Une vingtaine de personnes formaient grappe devant cette porte. Le commissaire les écarta à coups de coude.
Dans l’officine, un homme étendu à même le sol poussait des gémissements rythmés en fixant le plafond.
La femme du pharmacien, en chemise de nuit, faisait plus de bruit à elle seule que tout le monde réuni.
Et le pharmacien lui-même, qui avait passé un veston sur son pyjama, s’affolait, remuait des fioles, déchirait de grands paquets de coton hydrophile.
— Qui est-ce ? questionna Maigret.
Il n’attendit pas la réponse, car il avait reconnu l’uniforme de douanier, dont on avait lacéré une jambe du pantalon. Et maintenant il reconnaissait le visage.
C’était le douanier qui, le vendredi précédent, était de garde dans le port et avait assisté de loin au drame dont Mostaguen avait été victime.

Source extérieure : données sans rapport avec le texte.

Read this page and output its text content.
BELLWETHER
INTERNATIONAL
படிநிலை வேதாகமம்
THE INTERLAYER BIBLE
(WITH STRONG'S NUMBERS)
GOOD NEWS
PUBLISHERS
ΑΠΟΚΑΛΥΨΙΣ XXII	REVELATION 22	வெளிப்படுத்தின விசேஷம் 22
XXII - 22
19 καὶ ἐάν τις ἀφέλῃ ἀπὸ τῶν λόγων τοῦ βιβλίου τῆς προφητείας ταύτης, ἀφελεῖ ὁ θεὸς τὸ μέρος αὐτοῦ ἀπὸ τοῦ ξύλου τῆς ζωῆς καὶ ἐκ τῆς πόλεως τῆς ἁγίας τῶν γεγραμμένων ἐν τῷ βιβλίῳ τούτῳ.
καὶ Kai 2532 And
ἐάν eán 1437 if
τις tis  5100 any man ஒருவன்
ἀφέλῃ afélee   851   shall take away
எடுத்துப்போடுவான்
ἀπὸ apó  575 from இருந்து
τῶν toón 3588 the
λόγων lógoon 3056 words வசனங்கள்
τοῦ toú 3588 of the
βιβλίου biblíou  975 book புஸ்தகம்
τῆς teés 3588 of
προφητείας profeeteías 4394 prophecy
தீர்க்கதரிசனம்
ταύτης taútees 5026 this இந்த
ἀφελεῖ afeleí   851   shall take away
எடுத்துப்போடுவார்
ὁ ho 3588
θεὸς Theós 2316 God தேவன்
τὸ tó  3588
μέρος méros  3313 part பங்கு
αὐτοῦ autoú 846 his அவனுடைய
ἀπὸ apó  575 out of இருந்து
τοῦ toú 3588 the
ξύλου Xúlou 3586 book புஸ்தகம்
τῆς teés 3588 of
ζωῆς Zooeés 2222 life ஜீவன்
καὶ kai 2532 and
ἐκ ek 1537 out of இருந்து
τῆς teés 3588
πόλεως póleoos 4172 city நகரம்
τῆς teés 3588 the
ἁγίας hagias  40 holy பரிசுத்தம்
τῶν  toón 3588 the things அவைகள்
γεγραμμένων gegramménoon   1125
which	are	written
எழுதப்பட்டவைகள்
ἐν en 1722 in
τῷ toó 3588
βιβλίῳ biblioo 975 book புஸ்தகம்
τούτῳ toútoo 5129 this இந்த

Un docteur arrivait, affairé, regardait le blessé, puis Maigret, s’écriait :
— Qu’est-ce qu’il y a encore ?…
Un peu de sang coulait par terre. Le pharmacien avait lavé la jambe du douanier à l’eau oxygénée, qui formait des traînées de mousse rose.
Un homme racontait, dehors, peut-être pour la dixième fois, d’une voix qui n’en restait pas moins haletante :
— J’étais couché avec ma femme quand j’ai entendu un bruit qui ressemblait à un coup de feu, puis un cri… Puis plus rien, peut-être pendant cinq minutes !… Je n’osais pas me rendormir… Ma femme voulait que j’aille voir… Alors on a perçu des gémissements qui avaient l’air de venir du trottoir, tout contre notre porte… Je l’ai ouverte… J’étais armé… J’ai vu une forme sombre… J’ai reconnu l’uniforme… Je me suis mis à crier, pour éveiller les voisins, et le marchand de fruits, qui a une auto, m’a aidé à amener le blessé ici…
— A quelle heure le coup de feu a-t-il éclaté ?…
— Il y a juste une demi-heure…
C’est-à-dire au moment le plus émouvant de la scène entre Emma et l’homme aux empreintes !…
— Où habitez-vous ?…
— Je suis le voilier… Vous êtes passé dix fois devant chez moi… A droite du port… Plus loin que la halle aux poissons… Ma maison fait l’angle du quai et d’une petite rue… Après, les constructions s’espacent et il n’y a plus guère que des villas…
Quatre hommes transportaient le blessé dans une pièce du fond, où ils l’étendaient sur un canapé. Le docteur donnait des ordres. On entendait dehors la voix du maire qui questionnait :
— Le commissaire est ici ?…
Maigret alla au-devant de lui, les deux mains dans les poches.
— Vous avouerez, commissaire…
Mais le regard de son interlocuteur était si froid que le maire perdit un instant contenance.
— C’est notre homme qui a fait le coup, n’est-ce pas ?
— Non !
— Qu’en savez-vous ?…
— Je le sais parce que, au moment où le crime a été commis, je le voyais à peu près aussi bien que je vous vois…
— Et vous ne l’avez pas arrêté ?
— Non !
— On me parle aussi d’un gendarme assailli…
— C’est exact.
— Vous rendez-vous compte des répercussions que de pareils drames peuvent avoir ?… Enfin ! C’est depuis que vous êtes ici que…
Maigret décrochait le récepteur du téléphone.
— Donnez-moi la gendarmerie, mademoiselle… Oui… Merci… Allô ! la gendarmerie ?… C’est le brigadier lui-même ?… Allô ! Ici, le commissaire Maigret… Le docteur Michoux est toujours là, bien entendu ?… Vous dites ?… Oui, allez vous en assurer quand même… Comment ?… Il y a un homme de garde dans la cour ?… Très bien… J’attends.